Five hundred and sixty nine naturally occurring E. sp. Rocky Creek individuals have been recorded and are distributed unevenly across seven sites (not including Site 5). Forty nine per cent of the entire population was seedlings in 1999. There is great variation in seedling numbers between sites, with all seedlings occurring at only four of seven sites (Table 1). At Snows Gully Nature Reserve there has been high seedling mortality with only a few surviving to sapling stage.
Coppicing occurs in 35 per cent of the post-seedling population with many coppicing individuals having more than two stems (McKinley et al. 1996). While E. sp. Rocky Creek is known to coppice in response to injury, multi-stemmed individuals also appear to occur in the absence of apparent injury. This may be a useful strategy for a species with poor seed viability and slow recolonisation ability (Johnson & Lacey 1983).

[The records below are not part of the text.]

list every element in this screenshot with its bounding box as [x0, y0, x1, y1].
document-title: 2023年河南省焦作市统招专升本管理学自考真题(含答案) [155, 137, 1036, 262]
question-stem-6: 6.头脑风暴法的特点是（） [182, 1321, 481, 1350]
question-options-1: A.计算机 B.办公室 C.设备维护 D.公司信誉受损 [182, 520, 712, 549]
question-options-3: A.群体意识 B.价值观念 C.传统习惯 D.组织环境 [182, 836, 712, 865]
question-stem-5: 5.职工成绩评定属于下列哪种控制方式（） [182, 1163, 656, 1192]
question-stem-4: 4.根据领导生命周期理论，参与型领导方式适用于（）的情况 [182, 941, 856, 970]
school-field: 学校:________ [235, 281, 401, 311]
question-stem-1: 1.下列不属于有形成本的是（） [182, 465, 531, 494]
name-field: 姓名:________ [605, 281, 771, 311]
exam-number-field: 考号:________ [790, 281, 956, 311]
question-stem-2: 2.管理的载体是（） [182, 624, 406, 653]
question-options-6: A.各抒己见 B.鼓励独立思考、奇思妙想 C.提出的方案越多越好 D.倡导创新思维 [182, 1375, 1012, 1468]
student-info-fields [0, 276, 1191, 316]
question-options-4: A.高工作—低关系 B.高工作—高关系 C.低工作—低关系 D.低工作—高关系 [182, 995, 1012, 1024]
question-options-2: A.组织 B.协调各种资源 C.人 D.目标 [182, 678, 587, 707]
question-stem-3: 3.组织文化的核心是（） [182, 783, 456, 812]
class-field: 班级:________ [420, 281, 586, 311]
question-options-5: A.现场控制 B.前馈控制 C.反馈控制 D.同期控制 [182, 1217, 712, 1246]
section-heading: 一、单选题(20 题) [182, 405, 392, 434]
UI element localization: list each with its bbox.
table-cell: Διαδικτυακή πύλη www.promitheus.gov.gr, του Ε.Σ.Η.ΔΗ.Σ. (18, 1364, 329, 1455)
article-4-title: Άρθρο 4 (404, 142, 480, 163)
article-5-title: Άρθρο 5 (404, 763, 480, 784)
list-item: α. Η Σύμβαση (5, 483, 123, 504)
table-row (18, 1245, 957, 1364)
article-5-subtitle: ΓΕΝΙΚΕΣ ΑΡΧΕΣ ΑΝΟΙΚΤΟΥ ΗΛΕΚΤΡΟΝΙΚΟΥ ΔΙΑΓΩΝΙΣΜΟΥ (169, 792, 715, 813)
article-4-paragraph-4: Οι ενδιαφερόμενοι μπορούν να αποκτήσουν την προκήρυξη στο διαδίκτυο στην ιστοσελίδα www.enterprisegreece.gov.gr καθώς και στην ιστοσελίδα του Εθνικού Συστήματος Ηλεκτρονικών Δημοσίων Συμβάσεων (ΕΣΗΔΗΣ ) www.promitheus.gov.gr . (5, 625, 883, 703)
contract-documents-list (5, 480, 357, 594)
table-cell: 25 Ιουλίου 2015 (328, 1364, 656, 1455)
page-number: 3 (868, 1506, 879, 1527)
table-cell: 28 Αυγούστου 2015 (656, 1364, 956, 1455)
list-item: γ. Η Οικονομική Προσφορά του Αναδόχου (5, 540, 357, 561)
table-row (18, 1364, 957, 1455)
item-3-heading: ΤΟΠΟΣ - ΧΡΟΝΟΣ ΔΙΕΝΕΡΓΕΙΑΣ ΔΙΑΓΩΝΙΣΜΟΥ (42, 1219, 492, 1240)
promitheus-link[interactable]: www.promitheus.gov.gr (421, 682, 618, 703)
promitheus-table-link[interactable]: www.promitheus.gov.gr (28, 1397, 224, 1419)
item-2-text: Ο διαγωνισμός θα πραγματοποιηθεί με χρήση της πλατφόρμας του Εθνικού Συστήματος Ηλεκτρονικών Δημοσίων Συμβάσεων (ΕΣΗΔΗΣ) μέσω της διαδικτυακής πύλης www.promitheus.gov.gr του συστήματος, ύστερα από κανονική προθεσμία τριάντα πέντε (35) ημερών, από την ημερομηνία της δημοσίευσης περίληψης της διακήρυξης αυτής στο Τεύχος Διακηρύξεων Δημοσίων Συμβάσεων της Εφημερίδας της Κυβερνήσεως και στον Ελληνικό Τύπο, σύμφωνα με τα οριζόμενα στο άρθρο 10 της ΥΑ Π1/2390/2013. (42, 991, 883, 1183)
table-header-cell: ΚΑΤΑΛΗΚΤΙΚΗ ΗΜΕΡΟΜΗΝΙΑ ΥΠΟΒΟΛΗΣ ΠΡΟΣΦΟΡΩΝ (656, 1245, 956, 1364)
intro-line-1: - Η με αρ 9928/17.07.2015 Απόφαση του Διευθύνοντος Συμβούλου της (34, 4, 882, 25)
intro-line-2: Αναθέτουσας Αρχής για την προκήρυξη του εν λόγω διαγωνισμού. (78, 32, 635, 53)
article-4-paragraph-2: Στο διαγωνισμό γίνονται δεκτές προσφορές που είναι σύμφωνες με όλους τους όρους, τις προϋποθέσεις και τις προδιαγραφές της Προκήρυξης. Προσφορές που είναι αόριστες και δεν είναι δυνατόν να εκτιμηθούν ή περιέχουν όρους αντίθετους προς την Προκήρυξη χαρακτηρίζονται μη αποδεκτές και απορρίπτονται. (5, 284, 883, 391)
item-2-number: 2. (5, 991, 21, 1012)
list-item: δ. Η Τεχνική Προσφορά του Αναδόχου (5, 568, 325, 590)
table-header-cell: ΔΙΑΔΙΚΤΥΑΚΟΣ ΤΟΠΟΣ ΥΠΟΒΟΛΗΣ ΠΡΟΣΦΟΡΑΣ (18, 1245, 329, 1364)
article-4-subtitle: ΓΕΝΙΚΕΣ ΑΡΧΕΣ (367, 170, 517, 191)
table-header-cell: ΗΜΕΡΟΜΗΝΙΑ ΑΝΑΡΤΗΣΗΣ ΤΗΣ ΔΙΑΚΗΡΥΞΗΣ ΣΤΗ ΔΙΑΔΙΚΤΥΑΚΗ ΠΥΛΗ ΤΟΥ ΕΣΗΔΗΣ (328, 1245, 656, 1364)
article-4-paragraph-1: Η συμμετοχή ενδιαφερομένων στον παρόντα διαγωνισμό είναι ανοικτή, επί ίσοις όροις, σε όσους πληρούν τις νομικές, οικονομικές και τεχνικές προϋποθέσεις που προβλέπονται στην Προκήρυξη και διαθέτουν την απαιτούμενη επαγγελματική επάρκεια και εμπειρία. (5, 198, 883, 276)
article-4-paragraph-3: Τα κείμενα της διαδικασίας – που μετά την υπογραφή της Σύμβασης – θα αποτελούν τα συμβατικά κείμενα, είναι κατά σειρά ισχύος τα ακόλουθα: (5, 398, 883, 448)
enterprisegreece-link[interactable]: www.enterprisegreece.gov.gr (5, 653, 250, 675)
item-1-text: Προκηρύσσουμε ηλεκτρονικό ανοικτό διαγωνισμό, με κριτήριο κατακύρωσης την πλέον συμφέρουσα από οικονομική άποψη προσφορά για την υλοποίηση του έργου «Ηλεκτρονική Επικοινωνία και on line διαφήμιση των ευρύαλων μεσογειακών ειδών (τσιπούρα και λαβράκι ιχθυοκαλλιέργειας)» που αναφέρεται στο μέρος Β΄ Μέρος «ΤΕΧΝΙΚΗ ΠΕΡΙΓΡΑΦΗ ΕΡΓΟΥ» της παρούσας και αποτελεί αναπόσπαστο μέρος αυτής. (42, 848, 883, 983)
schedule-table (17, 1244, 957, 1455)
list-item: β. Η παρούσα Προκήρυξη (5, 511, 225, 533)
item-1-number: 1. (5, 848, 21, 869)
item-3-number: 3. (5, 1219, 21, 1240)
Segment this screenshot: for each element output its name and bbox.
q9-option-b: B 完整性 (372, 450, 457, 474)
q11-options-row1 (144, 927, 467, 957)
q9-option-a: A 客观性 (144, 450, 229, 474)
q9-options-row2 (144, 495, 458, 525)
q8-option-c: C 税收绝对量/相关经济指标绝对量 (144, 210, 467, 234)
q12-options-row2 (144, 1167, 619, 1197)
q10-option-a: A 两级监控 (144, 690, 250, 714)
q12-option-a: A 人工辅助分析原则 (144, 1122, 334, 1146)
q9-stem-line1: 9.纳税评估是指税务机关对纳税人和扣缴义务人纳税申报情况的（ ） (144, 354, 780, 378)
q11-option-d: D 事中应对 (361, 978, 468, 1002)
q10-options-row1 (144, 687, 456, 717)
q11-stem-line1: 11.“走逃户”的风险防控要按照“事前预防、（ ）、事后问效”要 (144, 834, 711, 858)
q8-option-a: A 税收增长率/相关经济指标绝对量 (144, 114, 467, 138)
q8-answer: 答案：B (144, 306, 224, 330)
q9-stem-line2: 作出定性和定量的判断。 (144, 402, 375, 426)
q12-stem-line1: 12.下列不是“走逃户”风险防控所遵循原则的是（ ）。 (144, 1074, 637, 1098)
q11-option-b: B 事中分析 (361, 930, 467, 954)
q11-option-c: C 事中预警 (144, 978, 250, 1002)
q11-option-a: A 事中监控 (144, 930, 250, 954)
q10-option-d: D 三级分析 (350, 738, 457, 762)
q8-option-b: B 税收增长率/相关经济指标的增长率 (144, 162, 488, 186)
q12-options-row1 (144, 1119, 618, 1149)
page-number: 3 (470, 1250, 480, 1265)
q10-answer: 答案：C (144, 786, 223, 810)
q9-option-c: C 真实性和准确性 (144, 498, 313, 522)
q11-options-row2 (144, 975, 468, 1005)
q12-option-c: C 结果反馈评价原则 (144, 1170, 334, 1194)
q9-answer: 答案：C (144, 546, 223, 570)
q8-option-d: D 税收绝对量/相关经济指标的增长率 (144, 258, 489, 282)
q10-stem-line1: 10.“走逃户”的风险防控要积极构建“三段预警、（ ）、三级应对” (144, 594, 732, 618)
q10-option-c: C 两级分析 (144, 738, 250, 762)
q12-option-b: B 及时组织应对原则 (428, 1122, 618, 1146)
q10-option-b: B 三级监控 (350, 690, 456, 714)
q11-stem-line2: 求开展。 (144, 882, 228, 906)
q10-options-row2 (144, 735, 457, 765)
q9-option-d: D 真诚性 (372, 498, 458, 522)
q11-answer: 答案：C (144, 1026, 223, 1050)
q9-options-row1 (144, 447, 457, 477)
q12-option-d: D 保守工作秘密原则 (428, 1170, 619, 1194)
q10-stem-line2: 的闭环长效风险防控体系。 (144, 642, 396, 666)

Site 1 (Whian Whian State Forest and Nightcap National Park) and Site 7 (Mt Jerusalem) support relatively large populations. The sites vary greatly in their seedling and coppicing structures, and both have a history of logging. Mt Jerusalem National Park was logged in the 1960s and again in 1995, resulting in extensive damage to the E. sp. Rocky Creek population. The site has a high rate of coppicing and low seedling recruitment compared to the Whian Whian/Nightcap population, which was selectively logged, has fewer coppicing stems and the highest rate of seedling recruitment of any site.
Trees with large diameter at breast height (dbh) are rare with only seven per cent of all individuals recorded having a dbh greater than 25 cm (McKinley et al. 1996, 1998)2. Further research is required to confirm the extent of seedling recruitment and survival and to establish the age of many of the coppicing individuals.
|Site||Rocky Creek Dam||Whian Whian SF
& Nightcap NP
|Mt Jerusalem NP||Snows Gully NR||Whian Whian SF||Whian Whian SF||Whian Whian SF||Class totals|
|Saplings < 10 cm dbh||0||19||87||19||6||15||5||151|
|Trees 10-25 cm dbh||1||29||65||1||0||0||6||102|
|Trees 25-50 cm dbh||0||24||7||3||0||0||4||38|
|Trees 50-75 cm dbh||0||0||1||1||0||0||0||2|
*Based on available size class data to February 1999 (not including Site 5). Multi-stem individuals continue to be classified by the dbh of the largest stem (revision of McKinley et al. 1996).
2Multi-stem individuals have been classified according to the dbh of the largest stem.